Kumar, who established himself as the Curry King of Central Florida with his popular Aashirwad and Bombay Café outlets, has boldly gone where nearly no Indian restaurateur has gone before – the city of Winter Park. Hardly a strange new world, the city, until now, was sadly devoid of proper South Asian fare (apologies to the Full Sail-adjacent Moghul Indian Cuisine and the short-lived Lotus Café on Park Avenue), but Kumar’s reputation appears to be stimulating the sort of chatter necessary to set afloat any restaurant undertaking. On one recent Friday evening, in fact, every booth and table in this modest space was occupied by diners seemingly in the know, with a line of about eight more patiently waiting near the entrance. So while servers, composed in the face of a full and boisterous dining room, rushed about, we found ourselves getting lost in the heady redolence of rasam ($3), the infernal South Indian soup, and delicately fried, heavily seasoned samosas ($4).
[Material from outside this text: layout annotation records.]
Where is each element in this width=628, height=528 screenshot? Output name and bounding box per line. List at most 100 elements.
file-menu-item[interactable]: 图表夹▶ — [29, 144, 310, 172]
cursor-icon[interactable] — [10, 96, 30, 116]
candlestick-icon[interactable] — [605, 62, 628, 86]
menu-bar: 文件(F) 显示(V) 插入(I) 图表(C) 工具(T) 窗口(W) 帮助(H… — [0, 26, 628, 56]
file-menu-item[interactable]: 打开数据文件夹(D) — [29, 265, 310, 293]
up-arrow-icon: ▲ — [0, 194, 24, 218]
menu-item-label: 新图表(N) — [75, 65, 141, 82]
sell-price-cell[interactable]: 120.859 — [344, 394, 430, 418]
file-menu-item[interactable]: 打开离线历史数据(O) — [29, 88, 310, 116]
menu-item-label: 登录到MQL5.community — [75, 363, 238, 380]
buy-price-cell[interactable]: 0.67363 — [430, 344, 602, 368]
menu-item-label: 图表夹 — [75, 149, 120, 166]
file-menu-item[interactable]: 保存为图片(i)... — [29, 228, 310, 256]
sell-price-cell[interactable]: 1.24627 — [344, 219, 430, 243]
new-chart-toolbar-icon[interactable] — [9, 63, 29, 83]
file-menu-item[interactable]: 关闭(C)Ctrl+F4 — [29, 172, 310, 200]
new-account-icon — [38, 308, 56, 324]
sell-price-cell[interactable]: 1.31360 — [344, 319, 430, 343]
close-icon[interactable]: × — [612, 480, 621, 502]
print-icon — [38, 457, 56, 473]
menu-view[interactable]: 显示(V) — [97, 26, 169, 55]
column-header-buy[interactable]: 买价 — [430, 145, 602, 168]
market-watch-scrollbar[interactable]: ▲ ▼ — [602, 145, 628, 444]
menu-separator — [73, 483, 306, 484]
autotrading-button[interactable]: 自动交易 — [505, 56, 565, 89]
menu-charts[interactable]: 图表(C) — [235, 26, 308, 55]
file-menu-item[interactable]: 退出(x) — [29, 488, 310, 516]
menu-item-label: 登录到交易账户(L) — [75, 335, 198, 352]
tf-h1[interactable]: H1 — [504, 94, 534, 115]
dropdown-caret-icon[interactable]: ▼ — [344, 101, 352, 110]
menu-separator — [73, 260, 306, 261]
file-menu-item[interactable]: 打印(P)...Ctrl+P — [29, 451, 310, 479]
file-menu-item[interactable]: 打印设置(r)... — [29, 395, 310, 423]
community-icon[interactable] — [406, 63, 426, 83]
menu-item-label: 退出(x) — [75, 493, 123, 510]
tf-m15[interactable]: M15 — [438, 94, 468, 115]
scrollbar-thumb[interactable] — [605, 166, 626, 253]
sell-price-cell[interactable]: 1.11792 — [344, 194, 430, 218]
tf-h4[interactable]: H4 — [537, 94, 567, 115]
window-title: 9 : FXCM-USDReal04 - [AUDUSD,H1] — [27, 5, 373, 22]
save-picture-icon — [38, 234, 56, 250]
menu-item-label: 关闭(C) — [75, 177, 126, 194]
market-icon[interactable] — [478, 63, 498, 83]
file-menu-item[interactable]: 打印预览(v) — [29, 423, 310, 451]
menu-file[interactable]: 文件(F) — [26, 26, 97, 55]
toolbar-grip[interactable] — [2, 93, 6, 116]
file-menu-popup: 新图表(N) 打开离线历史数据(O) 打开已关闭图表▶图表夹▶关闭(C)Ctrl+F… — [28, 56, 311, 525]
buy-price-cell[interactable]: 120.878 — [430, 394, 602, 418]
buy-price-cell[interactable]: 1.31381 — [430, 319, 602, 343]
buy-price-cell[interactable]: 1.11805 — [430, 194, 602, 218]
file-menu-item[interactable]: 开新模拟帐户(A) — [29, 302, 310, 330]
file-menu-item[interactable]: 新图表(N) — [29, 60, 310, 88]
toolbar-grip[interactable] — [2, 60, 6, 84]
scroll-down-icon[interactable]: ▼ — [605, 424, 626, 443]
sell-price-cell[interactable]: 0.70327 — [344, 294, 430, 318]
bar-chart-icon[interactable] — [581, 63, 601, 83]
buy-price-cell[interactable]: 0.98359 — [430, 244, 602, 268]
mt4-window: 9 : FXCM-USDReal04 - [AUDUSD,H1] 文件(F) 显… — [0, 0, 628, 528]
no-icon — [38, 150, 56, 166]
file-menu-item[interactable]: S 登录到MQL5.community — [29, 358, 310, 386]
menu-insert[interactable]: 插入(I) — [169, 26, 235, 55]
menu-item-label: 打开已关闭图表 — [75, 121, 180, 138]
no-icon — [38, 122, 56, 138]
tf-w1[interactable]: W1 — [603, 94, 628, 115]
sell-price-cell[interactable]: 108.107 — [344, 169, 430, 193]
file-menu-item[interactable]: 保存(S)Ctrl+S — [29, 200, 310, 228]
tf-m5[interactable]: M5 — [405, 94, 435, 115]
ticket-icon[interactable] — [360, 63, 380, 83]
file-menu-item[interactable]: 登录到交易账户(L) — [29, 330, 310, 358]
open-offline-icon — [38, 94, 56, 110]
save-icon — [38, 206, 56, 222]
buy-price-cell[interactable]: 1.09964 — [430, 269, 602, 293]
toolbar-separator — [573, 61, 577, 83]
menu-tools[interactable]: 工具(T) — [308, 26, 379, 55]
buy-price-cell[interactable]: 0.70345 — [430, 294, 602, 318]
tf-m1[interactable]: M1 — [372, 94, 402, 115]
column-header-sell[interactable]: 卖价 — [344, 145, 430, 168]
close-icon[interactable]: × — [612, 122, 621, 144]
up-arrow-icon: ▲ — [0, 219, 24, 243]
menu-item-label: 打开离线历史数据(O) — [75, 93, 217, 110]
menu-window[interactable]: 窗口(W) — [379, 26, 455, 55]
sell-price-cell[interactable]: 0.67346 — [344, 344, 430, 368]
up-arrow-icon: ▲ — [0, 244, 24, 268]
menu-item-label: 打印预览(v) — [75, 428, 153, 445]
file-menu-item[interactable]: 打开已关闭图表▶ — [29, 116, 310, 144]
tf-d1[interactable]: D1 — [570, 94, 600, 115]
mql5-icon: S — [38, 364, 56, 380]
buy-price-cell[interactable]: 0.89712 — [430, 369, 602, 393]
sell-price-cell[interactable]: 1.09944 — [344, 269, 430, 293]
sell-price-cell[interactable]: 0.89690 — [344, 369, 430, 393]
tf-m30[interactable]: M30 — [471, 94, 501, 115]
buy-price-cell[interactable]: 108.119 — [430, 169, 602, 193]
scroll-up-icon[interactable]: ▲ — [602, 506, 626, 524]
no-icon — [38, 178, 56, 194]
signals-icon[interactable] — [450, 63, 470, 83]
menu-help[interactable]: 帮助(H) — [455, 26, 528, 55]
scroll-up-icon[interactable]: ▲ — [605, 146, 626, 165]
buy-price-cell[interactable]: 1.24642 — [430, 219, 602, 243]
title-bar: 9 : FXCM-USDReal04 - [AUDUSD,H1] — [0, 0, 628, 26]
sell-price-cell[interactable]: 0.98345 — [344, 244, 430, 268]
The kitchen doesn’t so much challenge the general perception of Indian food as focus on making familiar dishes better, be it sizzling chicken tikka ($13.95) or lamb pasanda ($16), cooked in a cashew paste. A subsequent visit on a less lively, though surprisingly busy, Tuesday night confirmed our initial findings: Pliant masaledar lamb chops ($19.95) exploded with tandoor-fired flavor; bold, aromatic machli tikka ($16.95), caked in masala, were worth the unusually long wait. Hariyali tikka ($4) cutlets, on the other hand, were lacking – the mashed filling of potato, cilantro, mint and green chilies could’ve used a little minced lamb, though that would essentially render them shami kebabs, a Pakistani staple. The dish called “Tamarind special chicken” ($13) was our favorite of the evening. The chicken lollipops cooked in an explosively rich tomato gravy enlivened with tamarind necessitated an extra order of naan ($2.25) to sop up the peppery sauce.
Indian restaurants are notorious for their lackluster desserts, but syrupy gulab jamun ($3.95) and wildly exotic falooda kulfi ($5.95), thick ice cream fashioned from condensed milk, rose syrup, crushed pistachios and vermicelli, made for an above-average sugar rush.
As compensation for our prolonged wait for dessert – a wait, I should add, that went completely unnoticed on our end – we were given complimentary kheer, a thick, creamy rice pudding ($2.95), and a gracious act to be sure. As compensation for a prolonged wait for an Indian restaurant, Winter Park has been given Tamarind, an act that’s sure to reap benefits for the city’s curry-starved denizens.